Entre las afectaciones detectadas en ambos cuerpos se encuentran grietas, descorchamiento de concreto.
Así como erosión en losas y exposición de estructuras internas metálicas, daños atribuidos principalmente a la constante presencia de salitre y humedad en la zona costera.
Modificaciones temporales se ven superadas
Debido a la magnitud de las obras, las autoridades implementaron modificaciones temporales a la circulación.
Mientras se realizan maniobras relacionadas con el retiro y cambio de infraestructura ferroviaria y vial en el acceso al puerto.
Sin embargo, pese a la presencia de personal operativo y señalización preventiva, la carga vehicular en determinados horarios ha superado la capacidad de desfogue de la zona intervenida.

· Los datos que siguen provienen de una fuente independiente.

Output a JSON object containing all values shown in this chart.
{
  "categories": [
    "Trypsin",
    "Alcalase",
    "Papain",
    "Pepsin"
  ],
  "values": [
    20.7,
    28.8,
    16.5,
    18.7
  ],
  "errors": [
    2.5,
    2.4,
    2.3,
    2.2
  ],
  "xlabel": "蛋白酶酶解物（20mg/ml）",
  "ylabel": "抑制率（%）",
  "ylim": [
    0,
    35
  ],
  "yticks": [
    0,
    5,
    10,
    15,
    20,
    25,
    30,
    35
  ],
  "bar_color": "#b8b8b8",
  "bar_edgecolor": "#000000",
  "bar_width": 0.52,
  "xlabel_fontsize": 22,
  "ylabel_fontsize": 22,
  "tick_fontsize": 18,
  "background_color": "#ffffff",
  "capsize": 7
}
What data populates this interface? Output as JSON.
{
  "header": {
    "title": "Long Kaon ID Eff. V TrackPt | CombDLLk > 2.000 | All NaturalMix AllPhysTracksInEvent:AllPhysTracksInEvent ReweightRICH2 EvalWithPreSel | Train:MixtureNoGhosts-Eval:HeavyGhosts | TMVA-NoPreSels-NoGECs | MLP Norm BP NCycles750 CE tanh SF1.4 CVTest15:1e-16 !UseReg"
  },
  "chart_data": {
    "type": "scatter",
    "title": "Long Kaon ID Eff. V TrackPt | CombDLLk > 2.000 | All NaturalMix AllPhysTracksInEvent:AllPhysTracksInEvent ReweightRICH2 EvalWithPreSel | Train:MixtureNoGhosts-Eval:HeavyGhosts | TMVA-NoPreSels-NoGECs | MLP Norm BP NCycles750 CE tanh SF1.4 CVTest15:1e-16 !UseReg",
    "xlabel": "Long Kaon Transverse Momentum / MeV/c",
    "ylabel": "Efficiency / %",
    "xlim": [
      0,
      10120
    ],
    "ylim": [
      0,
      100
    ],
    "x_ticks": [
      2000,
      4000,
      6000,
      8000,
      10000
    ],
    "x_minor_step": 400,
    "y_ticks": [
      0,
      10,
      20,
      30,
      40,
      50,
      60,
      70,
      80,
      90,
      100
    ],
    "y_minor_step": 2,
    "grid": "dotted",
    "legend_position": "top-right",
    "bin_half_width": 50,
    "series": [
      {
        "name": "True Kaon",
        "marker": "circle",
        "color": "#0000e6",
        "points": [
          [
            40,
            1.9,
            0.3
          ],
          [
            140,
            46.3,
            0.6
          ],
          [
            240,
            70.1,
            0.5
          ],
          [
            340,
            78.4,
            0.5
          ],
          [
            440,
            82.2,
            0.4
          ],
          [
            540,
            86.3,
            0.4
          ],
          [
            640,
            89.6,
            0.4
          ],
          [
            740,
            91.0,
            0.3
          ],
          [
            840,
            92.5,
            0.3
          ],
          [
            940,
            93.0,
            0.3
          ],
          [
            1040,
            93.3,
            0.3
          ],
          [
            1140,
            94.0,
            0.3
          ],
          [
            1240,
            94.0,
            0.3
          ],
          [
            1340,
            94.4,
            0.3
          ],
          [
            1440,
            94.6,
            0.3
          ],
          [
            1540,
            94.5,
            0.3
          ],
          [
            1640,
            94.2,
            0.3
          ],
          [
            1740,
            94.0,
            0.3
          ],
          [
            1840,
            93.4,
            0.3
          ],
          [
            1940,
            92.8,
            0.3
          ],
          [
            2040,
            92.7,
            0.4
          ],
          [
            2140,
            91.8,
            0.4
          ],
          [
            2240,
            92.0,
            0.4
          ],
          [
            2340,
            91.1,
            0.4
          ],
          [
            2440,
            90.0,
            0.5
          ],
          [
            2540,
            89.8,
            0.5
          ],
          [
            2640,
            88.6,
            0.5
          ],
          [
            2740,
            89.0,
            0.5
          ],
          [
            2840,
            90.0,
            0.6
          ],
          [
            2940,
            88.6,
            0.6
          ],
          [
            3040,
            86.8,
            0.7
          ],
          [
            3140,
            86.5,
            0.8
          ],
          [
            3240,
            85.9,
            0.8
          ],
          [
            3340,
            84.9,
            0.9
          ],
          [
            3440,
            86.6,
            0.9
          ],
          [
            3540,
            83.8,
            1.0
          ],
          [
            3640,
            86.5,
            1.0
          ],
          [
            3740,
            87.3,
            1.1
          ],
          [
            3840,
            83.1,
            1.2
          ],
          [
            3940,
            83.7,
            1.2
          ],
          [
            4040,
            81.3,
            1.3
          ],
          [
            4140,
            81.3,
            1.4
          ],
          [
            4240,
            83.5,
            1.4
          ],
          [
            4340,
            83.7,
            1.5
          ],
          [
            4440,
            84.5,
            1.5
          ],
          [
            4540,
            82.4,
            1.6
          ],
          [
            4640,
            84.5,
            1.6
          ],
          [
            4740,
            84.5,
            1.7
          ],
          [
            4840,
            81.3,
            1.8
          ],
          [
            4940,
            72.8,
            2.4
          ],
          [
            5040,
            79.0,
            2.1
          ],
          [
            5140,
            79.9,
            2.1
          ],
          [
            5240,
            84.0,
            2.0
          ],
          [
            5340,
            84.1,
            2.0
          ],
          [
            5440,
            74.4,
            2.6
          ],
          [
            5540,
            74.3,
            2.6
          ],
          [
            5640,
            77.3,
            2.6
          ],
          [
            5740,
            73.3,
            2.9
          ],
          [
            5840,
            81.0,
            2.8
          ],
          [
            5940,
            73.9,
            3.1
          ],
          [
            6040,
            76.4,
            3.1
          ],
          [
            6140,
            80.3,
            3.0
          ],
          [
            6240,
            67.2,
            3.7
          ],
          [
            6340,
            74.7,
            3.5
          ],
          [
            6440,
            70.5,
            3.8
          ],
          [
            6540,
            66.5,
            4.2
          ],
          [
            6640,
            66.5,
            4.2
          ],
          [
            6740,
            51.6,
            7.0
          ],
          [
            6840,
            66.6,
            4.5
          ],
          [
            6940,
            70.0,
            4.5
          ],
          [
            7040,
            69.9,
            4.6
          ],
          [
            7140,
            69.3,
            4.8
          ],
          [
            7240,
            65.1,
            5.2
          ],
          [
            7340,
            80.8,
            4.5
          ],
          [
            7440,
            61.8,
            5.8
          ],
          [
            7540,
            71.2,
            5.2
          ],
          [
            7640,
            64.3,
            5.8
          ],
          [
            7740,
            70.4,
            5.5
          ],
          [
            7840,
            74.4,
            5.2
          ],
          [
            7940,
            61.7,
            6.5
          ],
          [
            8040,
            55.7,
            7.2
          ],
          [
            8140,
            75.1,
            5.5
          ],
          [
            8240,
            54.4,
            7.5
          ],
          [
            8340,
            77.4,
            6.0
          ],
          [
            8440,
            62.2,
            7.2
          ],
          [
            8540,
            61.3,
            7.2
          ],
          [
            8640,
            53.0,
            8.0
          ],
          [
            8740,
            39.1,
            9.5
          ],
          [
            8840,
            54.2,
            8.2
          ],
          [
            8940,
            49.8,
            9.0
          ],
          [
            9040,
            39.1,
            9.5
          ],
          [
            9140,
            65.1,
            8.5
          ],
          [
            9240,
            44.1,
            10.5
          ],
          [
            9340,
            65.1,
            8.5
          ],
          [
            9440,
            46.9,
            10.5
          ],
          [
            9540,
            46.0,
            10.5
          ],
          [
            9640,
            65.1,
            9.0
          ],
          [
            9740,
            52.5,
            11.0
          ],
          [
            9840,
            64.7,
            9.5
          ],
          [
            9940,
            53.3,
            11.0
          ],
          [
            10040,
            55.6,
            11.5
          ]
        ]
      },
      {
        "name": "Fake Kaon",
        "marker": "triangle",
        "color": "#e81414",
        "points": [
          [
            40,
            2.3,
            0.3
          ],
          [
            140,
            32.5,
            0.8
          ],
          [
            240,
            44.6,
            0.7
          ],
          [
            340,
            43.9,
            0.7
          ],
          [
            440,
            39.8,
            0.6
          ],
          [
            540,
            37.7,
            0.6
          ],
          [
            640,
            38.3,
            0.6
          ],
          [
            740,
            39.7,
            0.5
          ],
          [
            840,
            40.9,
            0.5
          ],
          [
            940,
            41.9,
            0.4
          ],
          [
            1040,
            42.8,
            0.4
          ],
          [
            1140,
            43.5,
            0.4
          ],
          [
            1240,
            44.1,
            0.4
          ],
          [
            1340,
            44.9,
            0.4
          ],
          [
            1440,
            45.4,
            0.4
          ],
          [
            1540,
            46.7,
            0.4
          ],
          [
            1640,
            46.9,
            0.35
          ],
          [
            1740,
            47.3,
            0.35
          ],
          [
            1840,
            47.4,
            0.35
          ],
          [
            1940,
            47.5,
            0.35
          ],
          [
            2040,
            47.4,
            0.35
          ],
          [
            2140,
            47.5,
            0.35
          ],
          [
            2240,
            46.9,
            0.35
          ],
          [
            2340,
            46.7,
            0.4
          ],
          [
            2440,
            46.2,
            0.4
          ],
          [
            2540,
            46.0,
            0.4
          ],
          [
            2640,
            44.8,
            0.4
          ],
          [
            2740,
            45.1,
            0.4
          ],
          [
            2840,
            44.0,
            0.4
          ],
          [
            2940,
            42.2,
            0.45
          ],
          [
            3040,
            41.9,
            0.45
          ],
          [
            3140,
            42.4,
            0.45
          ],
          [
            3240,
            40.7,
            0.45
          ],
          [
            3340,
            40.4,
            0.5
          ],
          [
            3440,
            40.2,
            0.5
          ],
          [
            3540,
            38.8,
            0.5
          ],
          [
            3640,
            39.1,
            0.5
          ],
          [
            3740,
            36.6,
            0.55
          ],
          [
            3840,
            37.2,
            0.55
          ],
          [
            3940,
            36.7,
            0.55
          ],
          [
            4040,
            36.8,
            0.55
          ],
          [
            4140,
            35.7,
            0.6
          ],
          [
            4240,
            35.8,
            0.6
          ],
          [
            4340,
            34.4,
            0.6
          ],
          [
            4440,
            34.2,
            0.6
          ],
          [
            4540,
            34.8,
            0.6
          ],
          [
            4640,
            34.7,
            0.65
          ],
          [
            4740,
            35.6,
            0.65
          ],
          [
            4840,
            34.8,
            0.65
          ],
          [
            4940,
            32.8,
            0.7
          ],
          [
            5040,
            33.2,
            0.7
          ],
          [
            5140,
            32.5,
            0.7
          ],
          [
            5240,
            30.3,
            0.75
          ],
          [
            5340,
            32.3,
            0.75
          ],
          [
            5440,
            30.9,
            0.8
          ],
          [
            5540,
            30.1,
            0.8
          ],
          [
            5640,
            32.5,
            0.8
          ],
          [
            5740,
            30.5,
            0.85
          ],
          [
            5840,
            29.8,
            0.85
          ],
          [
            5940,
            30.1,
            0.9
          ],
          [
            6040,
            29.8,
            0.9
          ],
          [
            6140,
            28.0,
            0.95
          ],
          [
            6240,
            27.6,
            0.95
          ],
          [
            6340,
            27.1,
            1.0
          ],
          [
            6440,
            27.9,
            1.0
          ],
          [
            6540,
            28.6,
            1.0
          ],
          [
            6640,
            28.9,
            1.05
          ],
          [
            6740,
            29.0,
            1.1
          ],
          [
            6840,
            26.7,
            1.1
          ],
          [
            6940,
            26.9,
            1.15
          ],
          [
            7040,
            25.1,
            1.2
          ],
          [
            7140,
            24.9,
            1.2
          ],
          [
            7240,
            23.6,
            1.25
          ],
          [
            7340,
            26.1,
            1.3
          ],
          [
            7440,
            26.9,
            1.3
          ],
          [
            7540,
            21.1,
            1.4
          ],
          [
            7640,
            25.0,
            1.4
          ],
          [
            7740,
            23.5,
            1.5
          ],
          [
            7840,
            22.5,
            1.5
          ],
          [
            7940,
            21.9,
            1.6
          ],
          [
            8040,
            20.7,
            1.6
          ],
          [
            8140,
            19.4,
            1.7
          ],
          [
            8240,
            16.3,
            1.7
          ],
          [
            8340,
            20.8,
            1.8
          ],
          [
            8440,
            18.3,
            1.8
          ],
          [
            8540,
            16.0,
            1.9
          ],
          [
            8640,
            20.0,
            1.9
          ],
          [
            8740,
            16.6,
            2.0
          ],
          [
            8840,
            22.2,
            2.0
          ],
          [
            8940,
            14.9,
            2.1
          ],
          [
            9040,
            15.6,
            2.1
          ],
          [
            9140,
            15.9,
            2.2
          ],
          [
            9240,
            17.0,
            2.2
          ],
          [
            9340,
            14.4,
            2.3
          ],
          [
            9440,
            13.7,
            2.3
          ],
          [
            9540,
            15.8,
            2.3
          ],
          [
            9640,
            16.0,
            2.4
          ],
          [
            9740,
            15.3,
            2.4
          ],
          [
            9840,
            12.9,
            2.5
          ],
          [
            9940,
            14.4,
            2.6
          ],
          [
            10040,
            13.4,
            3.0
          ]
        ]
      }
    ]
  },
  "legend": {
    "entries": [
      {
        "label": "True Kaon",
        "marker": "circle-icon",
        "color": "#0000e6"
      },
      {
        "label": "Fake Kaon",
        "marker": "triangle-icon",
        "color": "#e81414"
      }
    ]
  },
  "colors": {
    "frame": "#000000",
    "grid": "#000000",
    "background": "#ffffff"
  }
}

Habitantes de Progreso señalaron que el panorama podría complicarse aún más durante fines de semana, periodos vacacionales o días con alta actividad turística.
Lo anterior tomando en cuenta que el puerto mantiene una intensa movilidad tanto local como regional.
Algunos conductores han optado por salir con mayor anticipación para evitar retrasos, mientras otros buscan rutas alternas.
Aunque las opciones son limitadas debido a la ubicación estratégica del acceso intervenido.